Если не удастся уговорить священника помочь ему, тогда придется воспользоваться тем, что они останутся с ним один на один хотя бы на самое короткое время, и убить его. С помощью табуретки это не составит труда. Задушить его он не сможет, слишком мало силы осталось в руках и пальцах. Значит, надо убить, быстренько натянуть на себя его одеяния и в них выйти отсюда! Пока убитого обнаружат, он уже выберется из замка и убежит, убежит! Мария впустит его и спрячет. Надо попытаться. Это возможно.
Никогда еще в своей жизни Златоуст так не торопил рассвет, не ждал его с таким нетерпением и страхом, как в этот час. Дрожа от напряжения и решимости, следил он глазами охотника, как слабая полоска света под дверью медленно, медленно светлела. Он вернулся к столу и стал учиться сидеть на табуретке, спрятав руки между коленями, чтобы не сразу бросалось в глаза отсутствие веревки. С тех пор как руки его были свободны, он уже не думал о смерти. Он был полон решимости спастись, даже если при этом весь мир разлетится вдребезги. Он был полон решимости жить, жить любой ценой. Ноздри его трепетали от жажды свободы и жизни. И кто знает, может быть, там, за дверью темницы, кто-то уже спешит ему на помощь? Агнес — женщина, власть ее невелика, вероятно, и мужества у нее мало; может статься, что она выдала его. Но она любит его и, наверно, попытается что-то сделать. Быть может, за дверью уже крадется камеристка Берта, а ведь, кажется, она упоминала еще и конюха, на которого можно положиться? Но если никто не появится и не подаст ему знак, что ж, тогда он приведет в исполнение свой план. Если задуманное не удастся, он убьет табуреткой стражника, или двух, или трех, или всех, кто придет. В одном преимуществе он не сомневался: его глаза привыкли к темному подвалу, в сумерках он смутно угадывал формы и размеры, в то время как другие первое время не будут видеть ничего.

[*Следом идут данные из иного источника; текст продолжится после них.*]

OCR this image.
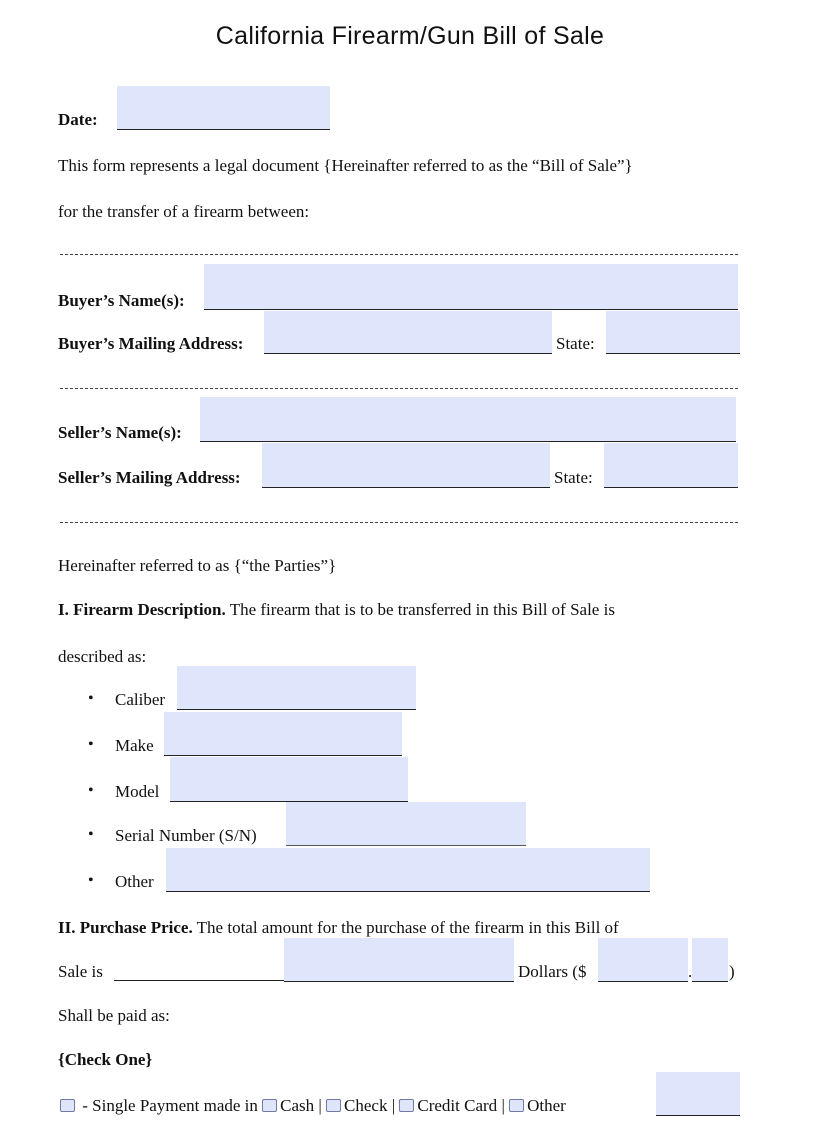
California Firearm/Gun Bill of Sale
Date:
This form represents a legal document {Hereinafter referred to as the “Bill of Sale”}
for the transfer of a firearm between:
Buyer’s Name(s):
Buyer’s Mailing Address:	State:
Seller’s Name(s):
Seller’s Mailing Address:	State:
Hereinafter referred to as {“the Parties”}
I. Firearm Description. The firearm that is to be transferred in this Bill of Sale is
described as:
• Caliber
• Make
• Model
• Serial Number (S/N)
• Other
II. Purchase Price. The total amount for the purchase of the firearm in this Bill of
Sale is	Dollars ($	. )
Shall be paid as:
{Check One}
- Single Payment made in Cash | Check | Credit Card | Other
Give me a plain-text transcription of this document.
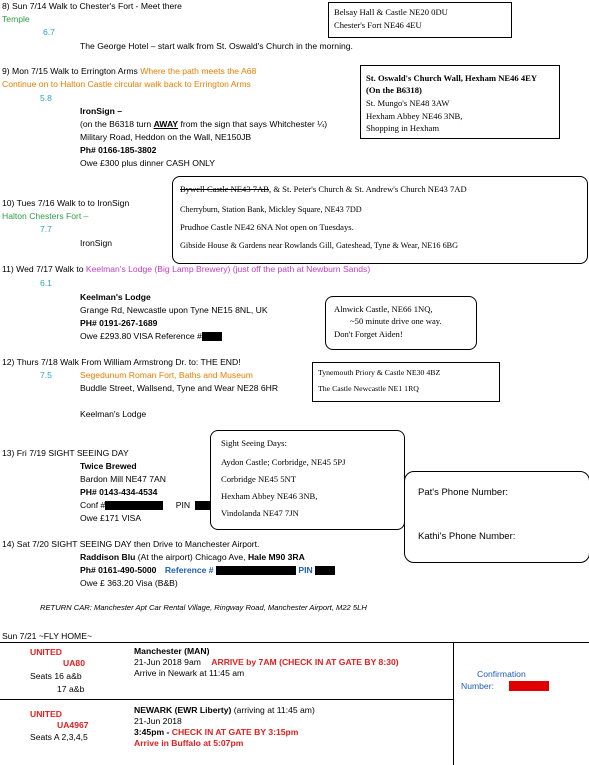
8) Sun 7/14 Walk to Chester's Fort - Meet there
Temple
6.7
The George Hotel – start walk from St. Oswald's Church in the morning.
Belsay Hall & Castle NE20 0DU
Chester's Fort NE46 4EU
9) Mon 7/15 Walk to Errington Arms Where the path meets the A68
Continue on to Halton Castle circular walk back to Errington Arms
5.8
IronSign –
(on the B6318 turn AWAY from the sign that says Whitchester ¼)
Military Road, Heddon on the Wall, NE150JB
Ph# 0166-185-3802
Owe £300 plus dinner CASH ONLY
St. Oswald's Church Wall, Hexham NE46 4EY
(On the B6318)
St. Mungo's NE48 3AW
Hexham Abbey NE46 3NB,
Shopping in Hexham
10) Tues 7/16 Walk to to IronSign
Halton Chesters Fort –
7.7
IronSign
Bywell Castle NE43 7AB, & St. Peter's Church & St. Andrew's Church NE43 7AD
Cherryburn, Station Bank, Mickley Square, NE43 7DD
Prudhoe Castle NE42 6NA Not open on Tuesdays.
Gibside House & Gardens near Rowlands Gill, Gateshead, Tyne & Wear, NE16 6BG
11) Wed 7/17 Walk to Keelman's Lodge (Big Lamp Brewery) (just off the path at Newburn Sands)
6.1
Keelman's Lodge
Grange Rd, Newcastle upon Tyne NE15 8NL, UK
PH# 0191-267-1689
Owe £293.80 VISA Reference #
Alnwick Castle, NE66 1NQ,
~50 minute drive one way.
Don't Forget Aiden!
12) Thurs 7/18 Walk From William Armstrong Dr. to: THE END!
Segedunum Roman Fort, Baths and Museum
7.5
Buddle Street, Wallsend, Tyne and Wear NE28 6HR
Keelman's Lodge
Tynemouth Priory & Castle NE30 4BZ
The Castle Newcastle NE1 1RQ
13) Fri 7/19 SIGHT SEEING DAY
Twice Brewed
Bardon Mill NE47 7AN
PH# 0143-434-4534
Conf #	PIN
Owe £171 VISA
Sight Seeing Days:
Aydon Castle; Corbridge, NE45 5PJ
Corbridge NE45 5NT
Hexham Abbey NE46 3NB,
Vindolanda NE47 7JN
Pat's Phone Number:
Kathi's Phone Number:
14) Sat 7/20 SIGHT SEEING DAY then Drive to Manchester Airport.
Raddison Blu (At the airport) Chicago Ave, Hale M90 3RA
Ph# 0161-490-5000 Reference #	PIN
Owe £ 363.20 Visa (B&B)
RETURN CAR: Manchester Apt Car Rental Village, Ringway Road, Manchester Airport, M22 5LH
Sun 7/21 ~FLY HOME~
UNITED
UA80
Seats 16 a&b
17 a&b
Manchester (MAN)
21-Jun 2018 9am ARRIVE by 7AM (CHECK IN AT GATE BY 8:30)
Arrive in Newark at 11:45 am
UNITED
UA4967
Seats A 2,3,4,5
NEWARK (EWR Liberty) (arriving at 11:45 am)
21-Jun 2018
3:45pm - CHECK IN AT GATE BY 3:15pm
Arrive in Buffalo at 5:07pm
Confirmation
Number:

Словно в лихорадке сидел он за столом, обдумывая в деталях, что сказать священнику, чтобы привлечь его на свою сторону, ибо начинать надо было с этого. Одновременно он жадно следил за тем, как росла полоска света в щели. Теперь он жадно ждал и не мог дождаться мгновения, которого еще недавно боялся; такого ужасного напряжения долго ему не вынести. Да и его силы, его внимание, его решимость и осмотрительность постепенно убывали. Охранник со священником должны появиться до того, как угаснет эта напряженная готовность, это решительное желание спастись.